Netanyahu's (at right in a June 27 meeting with U.S. Secretary of State John Kerry) remarks appeared to be lowering expectations for the talks after Kerry's announcement that negotiations would resume after a five-year hiatus.
Israeli Prime Minister Benjamin Netanyahu has said that planned peace talks with the Palestinians will be tough.

Netanyahu's remarks, made at the start of his weekly cabinet meeting on July 21, appeared to be lowering expectations for the talks after U.S. Secretary of State John Kerry's announcement that negotiations would soon resume after a five-year hiatus.

Netanyahu said he would place Israel's security needs above all.

"The negotiations will not be easy, but we are entering them with integrity and frankness with the hope that this process will be handled responsibly, in a serious and matter-of-fact manner, and I have to say, at least during the first stages, in a discrete manner," Netanyahu said. "It will raise the chance to reach a result. Throughout the whole process, I will insist -- I already insist -- on the security needs and other essential interests of the state of Israel."

After a round of intense shuttle diplomacy, Kerry said on July 19 that Israel and the Palestinians had agreed on a basis for returning to the peace process, which broke down in 2008.

A statement from Netanyahu's office the following day had said renewing the talks was in Israel's strategic interests. He said achieving a resolution with the Palestinians will also help Israel face challenges from Iran and Syria.

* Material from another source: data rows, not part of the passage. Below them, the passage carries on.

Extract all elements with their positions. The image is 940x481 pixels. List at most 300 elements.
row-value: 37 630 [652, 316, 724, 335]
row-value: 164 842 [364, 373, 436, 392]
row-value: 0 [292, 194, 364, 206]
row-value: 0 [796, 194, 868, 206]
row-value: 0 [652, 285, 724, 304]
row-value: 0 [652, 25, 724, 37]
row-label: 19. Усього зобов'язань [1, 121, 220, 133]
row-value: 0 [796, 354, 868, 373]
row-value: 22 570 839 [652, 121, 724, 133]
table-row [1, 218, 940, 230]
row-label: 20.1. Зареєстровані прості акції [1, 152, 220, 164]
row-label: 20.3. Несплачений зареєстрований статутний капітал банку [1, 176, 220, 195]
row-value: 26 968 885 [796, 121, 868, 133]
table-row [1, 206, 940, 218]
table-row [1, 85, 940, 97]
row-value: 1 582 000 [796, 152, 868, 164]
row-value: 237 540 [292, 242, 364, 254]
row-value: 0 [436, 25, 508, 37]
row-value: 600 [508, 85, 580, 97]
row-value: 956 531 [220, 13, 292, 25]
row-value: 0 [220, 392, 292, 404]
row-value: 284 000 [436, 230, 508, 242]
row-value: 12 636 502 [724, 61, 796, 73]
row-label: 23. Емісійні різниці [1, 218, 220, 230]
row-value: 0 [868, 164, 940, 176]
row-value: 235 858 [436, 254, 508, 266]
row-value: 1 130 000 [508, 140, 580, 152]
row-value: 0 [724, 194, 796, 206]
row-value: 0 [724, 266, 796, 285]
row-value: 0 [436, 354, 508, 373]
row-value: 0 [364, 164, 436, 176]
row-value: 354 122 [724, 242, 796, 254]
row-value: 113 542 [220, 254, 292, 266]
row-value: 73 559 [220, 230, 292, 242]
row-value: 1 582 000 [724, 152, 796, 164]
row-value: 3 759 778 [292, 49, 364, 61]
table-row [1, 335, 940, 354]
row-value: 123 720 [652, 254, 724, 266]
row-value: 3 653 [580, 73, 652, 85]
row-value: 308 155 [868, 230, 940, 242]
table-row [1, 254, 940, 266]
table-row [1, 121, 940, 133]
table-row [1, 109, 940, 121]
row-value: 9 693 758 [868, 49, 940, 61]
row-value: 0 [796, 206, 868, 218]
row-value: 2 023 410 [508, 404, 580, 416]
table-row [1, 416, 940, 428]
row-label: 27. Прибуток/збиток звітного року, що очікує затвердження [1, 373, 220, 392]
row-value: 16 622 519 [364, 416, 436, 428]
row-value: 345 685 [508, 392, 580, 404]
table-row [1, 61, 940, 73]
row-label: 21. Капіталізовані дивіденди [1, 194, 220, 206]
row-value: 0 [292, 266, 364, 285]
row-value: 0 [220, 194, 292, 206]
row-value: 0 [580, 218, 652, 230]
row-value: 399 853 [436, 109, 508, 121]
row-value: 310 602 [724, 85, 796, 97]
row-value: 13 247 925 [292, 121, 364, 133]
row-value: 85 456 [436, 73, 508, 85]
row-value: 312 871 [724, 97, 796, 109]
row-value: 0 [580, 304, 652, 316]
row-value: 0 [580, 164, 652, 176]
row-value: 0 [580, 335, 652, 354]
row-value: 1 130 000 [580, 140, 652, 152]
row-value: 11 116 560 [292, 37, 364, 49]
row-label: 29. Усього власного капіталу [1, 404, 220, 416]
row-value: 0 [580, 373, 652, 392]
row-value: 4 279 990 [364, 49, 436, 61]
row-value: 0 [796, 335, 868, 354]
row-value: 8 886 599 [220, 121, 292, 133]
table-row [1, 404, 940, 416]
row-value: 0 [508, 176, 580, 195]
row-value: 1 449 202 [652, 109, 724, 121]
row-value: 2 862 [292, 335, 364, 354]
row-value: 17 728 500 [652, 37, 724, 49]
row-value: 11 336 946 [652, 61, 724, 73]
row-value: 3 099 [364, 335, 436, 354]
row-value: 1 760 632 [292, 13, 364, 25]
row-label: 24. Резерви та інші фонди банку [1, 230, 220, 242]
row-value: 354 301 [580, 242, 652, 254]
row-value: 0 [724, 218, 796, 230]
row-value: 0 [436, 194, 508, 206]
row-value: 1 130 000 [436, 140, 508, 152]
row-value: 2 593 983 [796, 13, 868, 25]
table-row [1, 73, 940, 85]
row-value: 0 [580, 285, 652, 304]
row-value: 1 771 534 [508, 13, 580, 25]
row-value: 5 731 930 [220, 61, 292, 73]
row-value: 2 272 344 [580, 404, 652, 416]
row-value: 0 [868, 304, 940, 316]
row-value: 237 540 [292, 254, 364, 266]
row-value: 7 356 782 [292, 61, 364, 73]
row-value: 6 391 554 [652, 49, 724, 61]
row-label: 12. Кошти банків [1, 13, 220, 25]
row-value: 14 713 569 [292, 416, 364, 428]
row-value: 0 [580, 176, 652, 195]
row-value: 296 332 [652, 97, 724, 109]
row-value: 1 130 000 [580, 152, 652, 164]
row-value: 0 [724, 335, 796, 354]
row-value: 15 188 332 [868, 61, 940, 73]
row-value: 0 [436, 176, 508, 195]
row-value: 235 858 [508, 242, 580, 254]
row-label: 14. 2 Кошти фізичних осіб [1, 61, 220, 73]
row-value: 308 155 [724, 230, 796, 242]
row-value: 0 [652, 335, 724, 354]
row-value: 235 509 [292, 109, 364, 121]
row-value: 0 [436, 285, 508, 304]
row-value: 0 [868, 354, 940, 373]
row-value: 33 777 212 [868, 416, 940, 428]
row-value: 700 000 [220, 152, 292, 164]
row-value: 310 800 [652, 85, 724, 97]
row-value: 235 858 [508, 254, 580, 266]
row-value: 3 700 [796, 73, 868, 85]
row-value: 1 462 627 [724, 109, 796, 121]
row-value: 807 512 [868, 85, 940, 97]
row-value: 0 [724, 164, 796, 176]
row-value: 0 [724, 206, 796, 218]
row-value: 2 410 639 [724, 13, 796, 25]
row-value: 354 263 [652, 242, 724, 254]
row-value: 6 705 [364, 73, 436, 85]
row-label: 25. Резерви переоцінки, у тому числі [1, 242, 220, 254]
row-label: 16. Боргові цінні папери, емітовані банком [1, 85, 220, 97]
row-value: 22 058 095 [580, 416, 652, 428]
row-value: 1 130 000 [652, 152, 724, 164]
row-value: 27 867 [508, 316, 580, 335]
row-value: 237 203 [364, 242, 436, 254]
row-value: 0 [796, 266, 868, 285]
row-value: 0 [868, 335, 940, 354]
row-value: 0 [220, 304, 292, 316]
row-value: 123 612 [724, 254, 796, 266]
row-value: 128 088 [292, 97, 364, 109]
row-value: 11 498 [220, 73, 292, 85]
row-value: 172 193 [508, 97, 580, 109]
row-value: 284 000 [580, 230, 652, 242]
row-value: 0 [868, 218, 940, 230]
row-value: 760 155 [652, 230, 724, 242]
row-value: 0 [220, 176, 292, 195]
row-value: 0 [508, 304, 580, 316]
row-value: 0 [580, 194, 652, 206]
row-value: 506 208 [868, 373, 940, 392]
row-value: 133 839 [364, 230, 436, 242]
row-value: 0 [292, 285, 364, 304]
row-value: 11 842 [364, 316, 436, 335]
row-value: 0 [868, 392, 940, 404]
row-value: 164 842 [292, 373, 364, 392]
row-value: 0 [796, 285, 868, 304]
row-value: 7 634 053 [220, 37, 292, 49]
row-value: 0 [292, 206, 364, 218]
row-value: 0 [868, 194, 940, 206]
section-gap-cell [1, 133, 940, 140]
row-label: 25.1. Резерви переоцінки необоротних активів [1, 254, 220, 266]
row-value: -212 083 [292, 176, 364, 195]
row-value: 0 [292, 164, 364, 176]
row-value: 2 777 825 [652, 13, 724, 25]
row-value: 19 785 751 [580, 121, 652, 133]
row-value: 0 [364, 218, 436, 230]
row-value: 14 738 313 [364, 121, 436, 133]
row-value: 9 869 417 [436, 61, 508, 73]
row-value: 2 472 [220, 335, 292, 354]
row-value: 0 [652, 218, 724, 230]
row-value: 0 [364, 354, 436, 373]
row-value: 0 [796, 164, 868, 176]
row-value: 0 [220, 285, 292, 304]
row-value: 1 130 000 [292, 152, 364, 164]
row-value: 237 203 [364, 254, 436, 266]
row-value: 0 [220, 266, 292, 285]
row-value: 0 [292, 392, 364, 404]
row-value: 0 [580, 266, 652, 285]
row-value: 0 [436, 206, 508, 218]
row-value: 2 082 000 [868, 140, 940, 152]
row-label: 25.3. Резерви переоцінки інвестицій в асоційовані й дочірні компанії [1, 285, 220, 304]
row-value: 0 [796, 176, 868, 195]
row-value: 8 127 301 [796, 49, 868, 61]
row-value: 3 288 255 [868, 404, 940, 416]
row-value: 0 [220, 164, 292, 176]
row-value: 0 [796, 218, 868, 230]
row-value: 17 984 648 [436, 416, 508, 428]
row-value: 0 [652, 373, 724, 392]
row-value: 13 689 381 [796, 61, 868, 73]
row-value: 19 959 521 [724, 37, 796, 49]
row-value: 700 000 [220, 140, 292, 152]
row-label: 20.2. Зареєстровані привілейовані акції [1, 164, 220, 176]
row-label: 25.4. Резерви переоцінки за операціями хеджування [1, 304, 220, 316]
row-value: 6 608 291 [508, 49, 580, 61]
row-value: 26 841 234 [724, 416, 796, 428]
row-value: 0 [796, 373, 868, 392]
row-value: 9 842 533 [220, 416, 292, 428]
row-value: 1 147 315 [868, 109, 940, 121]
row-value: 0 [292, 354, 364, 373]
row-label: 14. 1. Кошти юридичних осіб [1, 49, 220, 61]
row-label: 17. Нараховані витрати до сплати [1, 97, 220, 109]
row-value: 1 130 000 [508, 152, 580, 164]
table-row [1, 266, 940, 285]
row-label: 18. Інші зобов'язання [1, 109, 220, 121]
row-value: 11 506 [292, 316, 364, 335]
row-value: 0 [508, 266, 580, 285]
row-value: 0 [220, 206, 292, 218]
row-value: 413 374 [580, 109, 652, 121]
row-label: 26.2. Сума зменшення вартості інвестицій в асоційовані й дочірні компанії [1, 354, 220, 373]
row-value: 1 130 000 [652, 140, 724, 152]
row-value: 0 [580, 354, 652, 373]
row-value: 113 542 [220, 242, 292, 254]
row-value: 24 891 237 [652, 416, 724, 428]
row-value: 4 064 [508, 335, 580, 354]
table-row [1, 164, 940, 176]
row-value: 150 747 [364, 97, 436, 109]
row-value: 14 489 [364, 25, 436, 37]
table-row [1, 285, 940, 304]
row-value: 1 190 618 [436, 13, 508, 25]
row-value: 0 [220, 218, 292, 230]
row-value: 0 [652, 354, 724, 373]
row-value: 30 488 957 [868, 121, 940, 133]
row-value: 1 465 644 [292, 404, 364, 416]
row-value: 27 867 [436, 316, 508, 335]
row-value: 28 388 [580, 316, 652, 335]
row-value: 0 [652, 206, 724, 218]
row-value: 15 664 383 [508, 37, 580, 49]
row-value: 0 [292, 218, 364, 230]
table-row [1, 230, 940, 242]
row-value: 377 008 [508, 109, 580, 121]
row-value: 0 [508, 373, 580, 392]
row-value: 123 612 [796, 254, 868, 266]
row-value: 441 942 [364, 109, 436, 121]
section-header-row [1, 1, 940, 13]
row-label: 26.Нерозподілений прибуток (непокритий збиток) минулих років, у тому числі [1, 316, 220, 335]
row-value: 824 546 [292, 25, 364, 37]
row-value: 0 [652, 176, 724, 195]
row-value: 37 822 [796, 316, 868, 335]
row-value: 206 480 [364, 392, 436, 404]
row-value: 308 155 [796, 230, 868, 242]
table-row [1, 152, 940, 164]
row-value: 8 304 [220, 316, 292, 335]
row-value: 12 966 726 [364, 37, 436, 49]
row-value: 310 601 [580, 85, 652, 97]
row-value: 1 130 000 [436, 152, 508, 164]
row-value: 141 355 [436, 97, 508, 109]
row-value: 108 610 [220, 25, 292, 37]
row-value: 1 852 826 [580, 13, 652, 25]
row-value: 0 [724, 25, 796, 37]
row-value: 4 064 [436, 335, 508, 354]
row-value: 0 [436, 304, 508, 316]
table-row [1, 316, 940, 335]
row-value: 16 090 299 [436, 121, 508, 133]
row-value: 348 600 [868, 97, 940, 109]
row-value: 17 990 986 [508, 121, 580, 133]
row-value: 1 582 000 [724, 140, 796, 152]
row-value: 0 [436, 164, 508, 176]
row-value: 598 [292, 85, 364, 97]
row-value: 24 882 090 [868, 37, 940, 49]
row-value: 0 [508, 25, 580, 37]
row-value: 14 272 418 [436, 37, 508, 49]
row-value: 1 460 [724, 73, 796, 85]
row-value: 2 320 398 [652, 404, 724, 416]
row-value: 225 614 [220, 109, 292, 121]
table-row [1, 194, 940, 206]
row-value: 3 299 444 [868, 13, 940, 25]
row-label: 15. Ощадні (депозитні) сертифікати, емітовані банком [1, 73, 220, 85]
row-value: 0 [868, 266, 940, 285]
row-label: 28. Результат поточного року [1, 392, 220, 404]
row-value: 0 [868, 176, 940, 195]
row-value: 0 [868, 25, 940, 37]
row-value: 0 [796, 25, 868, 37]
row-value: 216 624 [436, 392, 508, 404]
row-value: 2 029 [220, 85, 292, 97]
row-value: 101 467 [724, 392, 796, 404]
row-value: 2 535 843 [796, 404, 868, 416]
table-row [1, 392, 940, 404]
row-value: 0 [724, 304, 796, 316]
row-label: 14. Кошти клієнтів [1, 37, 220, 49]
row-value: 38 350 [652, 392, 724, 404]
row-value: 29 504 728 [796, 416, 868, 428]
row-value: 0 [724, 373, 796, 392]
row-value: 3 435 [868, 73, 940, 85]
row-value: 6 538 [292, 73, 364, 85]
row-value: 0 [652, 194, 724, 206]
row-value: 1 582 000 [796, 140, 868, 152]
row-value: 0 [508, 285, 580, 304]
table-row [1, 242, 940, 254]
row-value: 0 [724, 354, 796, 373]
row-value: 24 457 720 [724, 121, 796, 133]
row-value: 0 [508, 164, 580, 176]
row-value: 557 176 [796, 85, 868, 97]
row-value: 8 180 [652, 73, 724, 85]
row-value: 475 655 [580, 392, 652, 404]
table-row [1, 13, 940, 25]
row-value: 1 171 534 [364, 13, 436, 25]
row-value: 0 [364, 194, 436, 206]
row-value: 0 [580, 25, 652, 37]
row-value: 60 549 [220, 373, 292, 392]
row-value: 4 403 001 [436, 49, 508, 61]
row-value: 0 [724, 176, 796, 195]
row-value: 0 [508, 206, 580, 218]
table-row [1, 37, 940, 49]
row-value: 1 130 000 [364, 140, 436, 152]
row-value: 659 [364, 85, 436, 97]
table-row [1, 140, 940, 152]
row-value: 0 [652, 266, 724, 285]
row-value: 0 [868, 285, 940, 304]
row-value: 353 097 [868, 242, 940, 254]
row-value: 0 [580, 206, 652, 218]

Netayahu told his cabinet on July 21 that any agreement reached would have to be ratified in a national referendum.

"I don't think that such a decision can be made, if agreement is achieved, in a coalition move," Netayahu said. "Such a decision should be brought to the people."

Palestinian Authority President Mahmud Abbas had previously rejected negotiations with Israel as long as Israel continued to build settlements in the occupied territories.